Robin Hood's Garland, the popular ballad printed in eighteenth-century compilations, offers an unexpected picture of Robin as he presented himself at court:
He cloathed his men in Lincoln green

And himself in scarlet red"

The distinction was in the cost of scarlet, which was dyed with kermes, derived from the Kermes vermilio insect native to the Mediterranean. Lincoln scarlet, from its imported dyestuff, was more expensive than Lincoln green.
In 1198 the Sheriff of Lincoln bought ninety ells of scarlet cloth for £30 ; although the cloth was a finely finished fabric, its high price was almost certainly due mainly to the extremely costly dye-stuff, greyne from Kermes or scarlet grain. In 1182 the Sheriff of Lincoln bought Scarlet at 6s 8d/ell, Green and Blanchet both at 3s/ell and Gray at approximately 1s 8d/ell. By 1216 three guilds controlling the cloth trade were established in Lincoln, the Weavers', Dyers', and Fullers' guilds.

Modern survivals

"Lincoln-green" was revived in the years prior to the Great War, when it was adopted as the colour of the full-dress uniform of the Lincolnshire Yeomanry. This military version took the form of a distinctively light shade, which contrasted sharply with the sombre rifle green widely worn by other regiments of the British Army.

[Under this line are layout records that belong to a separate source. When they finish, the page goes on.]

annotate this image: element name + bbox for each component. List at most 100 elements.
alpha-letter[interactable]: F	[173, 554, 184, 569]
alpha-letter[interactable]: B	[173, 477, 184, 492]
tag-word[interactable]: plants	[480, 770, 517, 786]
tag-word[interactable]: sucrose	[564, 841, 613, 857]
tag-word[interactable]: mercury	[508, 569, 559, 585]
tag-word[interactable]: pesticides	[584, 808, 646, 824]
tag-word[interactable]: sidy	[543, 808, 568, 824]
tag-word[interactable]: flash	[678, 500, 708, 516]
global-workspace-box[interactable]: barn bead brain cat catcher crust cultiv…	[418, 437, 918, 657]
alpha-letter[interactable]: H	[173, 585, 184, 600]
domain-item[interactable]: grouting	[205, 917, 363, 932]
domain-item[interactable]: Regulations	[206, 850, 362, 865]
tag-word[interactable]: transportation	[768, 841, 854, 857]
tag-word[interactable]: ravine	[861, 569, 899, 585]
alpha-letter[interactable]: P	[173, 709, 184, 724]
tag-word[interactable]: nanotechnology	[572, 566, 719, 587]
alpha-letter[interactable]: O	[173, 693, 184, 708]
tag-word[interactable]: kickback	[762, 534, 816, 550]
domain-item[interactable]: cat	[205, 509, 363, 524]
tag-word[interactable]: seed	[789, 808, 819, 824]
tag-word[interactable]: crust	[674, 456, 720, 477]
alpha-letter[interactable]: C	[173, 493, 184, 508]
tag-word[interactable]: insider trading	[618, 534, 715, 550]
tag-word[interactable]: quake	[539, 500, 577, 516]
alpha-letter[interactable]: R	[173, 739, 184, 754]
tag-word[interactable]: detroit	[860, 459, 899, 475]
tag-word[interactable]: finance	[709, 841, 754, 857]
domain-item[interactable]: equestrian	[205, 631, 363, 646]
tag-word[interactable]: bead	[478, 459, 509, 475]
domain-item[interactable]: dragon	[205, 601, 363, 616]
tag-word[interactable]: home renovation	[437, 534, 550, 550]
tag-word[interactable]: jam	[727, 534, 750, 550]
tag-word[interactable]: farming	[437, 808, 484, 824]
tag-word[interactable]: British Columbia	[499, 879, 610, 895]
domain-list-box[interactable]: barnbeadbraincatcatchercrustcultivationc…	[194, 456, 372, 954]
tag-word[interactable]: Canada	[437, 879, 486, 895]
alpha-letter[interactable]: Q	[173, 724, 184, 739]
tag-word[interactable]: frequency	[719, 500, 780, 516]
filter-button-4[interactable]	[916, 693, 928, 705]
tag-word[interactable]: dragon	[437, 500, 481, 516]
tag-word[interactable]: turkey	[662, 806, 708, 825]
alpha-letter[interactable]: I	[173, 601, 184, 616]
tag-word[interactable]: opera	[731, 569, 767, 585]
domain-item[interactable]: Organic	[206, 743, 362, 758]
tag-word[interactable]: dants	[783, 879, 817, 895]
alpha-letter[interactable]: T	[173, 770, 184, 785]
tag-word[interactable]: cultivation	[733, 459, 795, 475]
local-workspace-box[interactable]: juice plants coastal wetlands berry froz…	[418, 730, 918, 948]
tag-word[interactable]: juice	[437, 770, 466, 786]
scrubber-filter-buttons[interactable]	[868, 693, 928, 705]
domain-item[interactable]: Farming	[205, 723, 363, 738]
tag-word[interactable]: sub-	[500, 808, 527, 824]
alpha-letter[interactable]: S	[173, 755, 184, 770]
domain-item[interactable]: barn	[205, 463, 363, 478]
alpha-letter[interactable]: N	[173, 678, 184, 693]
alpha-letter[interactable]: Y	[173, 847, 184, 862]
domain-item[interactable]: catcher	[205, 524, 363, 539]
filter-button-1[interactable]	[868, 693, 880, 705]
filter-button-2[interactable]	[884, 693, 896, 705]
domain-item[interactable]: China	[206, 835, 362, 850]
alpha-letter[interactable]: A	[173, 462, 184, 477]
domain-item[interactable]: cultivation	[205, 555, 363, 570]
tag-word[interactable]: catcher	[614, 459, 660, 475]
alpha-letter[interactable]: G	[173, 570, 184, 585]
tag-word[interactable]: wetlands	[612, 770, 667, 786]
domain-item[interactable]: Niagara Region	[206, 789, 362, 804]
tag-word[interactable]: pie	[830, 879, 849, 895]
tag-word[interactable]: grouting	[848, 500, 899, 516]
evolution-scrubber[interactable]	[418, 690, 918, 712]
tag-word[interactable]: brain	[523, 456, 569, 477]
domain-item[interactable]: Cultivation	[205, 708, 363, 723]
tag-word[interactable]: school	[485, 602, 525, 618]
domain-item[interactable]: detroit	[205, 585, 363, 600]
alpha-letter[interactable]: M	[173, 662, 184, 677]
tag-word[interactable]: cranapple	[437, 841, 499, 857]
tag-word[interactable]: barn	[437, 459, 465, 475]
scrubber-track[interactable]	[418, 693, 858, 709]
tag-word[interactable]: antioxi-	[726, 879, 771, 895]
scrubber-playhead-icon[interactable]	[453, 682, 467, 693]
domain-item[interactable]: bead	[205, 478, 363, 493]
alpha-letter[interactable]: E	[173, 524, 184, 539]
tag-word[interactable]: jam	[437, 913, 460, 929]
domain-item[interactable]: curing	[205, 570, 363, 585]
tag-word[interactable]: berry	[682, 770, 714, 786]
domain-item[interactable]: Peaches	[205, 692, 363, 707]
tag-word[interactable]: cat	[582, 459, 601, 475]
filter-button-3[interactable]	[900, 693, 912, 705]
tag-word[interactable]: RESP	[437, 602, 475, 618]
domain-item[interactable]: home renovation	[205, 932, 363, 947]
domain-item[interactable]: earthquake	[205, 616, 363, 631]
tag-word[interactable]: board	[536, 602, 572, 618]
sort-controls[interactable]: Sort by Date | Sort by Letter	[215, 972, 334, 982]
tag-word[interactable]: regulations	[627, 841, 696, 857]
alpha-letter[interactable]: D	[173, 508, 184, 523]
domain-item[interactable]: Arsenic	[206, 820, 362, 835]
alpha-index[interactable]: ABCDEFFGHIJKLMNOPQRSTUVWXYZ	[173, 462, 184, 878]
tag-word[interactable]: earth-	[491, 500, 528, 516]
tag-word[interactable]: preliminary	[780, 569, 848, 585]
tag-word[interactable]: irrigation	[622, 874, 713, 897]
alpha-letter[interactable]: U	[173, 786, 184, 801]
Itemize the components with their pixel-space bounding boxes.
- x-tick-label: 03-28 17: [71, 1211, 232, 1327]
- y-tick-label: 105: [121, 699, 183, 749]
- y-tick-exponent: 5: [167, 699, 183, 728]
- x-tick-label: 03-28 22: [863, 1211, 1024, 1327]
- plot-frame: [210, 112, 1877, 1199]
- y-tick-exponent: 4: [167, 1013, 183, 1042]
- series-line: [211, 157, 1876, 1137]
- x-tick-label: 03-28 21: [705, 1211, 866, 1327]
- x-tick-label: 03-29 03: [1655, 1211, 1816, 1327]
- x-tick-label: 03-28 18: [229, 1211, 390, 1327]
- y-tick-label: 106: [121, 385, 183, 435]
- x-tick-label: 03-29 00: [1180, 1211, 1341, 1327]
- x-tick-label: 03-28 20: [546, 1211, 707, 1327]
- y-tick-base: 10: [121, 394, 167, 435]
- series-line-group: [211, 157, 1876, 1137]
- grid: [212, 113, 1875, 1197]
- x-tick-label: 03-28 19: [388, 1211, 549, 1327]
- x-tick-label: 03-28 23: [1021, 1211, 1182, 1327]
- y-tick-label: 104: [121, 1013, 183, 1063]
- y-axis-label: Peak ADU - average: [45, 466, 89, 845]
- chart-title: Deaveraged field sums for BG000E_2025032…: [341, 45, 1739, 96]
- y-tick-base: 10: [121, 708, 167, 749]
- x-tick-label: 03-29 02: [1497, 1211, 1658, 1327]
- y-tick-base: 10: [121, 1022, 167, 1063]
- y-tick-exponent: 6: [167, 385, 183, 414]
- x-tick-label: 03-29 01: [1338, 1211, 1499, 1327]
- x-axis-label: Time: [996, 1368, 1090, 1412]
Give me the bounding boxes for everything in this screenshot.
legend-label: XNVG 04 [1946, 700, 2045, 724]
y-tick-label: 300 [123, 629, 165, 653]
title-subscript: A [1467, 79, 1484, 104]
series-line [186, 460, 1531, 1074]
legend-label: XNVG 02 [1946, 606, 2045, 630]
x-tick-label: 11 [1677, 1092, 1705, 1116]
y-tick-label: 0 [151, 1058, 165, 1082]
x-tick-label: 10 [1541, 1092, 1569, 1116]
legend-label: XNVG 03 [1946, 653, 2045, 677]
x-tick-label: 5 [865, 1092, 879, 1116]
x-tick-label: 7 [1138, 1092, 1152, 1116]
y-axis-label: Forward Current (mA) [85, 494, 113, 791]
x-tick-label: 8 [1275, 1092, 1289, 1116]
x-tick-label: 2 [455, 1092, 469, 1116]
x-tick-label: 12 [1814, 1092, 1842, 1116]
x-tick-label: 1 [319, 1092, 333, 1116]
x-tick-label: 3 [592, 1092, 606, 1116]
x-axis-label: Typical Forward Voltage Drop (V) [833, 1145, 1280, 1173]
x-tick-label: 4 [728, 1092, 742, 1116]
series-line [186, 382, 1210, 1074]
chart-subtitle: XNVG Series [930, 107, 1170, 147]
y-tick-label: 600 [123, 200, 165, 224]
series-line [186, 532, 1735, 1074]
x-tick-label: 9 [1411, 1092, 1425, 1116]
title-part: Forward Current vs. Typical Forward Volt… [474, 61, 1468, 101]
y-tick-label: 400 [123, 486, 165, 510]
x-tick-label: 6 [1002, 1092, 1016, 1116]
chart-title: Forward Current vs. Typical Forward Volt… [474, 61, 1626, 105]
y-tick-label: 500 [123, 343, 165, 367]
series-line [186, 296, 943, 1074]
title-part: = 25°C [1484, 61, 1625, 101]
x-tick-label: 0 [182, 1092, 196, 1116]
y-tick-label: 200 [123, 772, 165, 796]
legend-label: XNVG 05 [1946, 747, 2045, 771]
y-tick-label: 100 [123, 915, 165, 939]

Lincoln-green was also worn as the facing colour on the scarlet tunics of the Sherwood Foresters Regiment from 1913.
The world renowned ice dancers Jayne Torvill and Christopher Dean, who both originate from Nottinghamshire in the East Midlands, wore "Lincoln-green" during their free dance at the 1980 Winter Olympics in Lake Placid.

In popular culture

1387–1400 The Canterbury Tales The Friar's Tale has the Corrupt Summoner meeting a devil disguised as a Yeoman dressed in Lincoln Green
Sir Walter Scott in his 1820 novel Ivanhoe mentioned Lincoln green three times: in Chapter 7, Chapter 15, and Chapter 23.
William Makepeace Thackeray in his 1848 novel Vanity Fair mentioned Lincoln green in Chapter III: "What causes them to labour at piano-forte sonatas, and to learn four songs from a fashionable master at a guinea a lesson, and to play the harp if they have handsome arms and neat elbows, and to wear Lincoln Green toxopholite hats and feathers, but that they may bring down some "desirable" young man with those killing bows and arrows of theirs?"
The colour appears used in the dystopian novel by Jasper Fforde, in which shades of green—and Lincoln green in particular—have narcotic effects.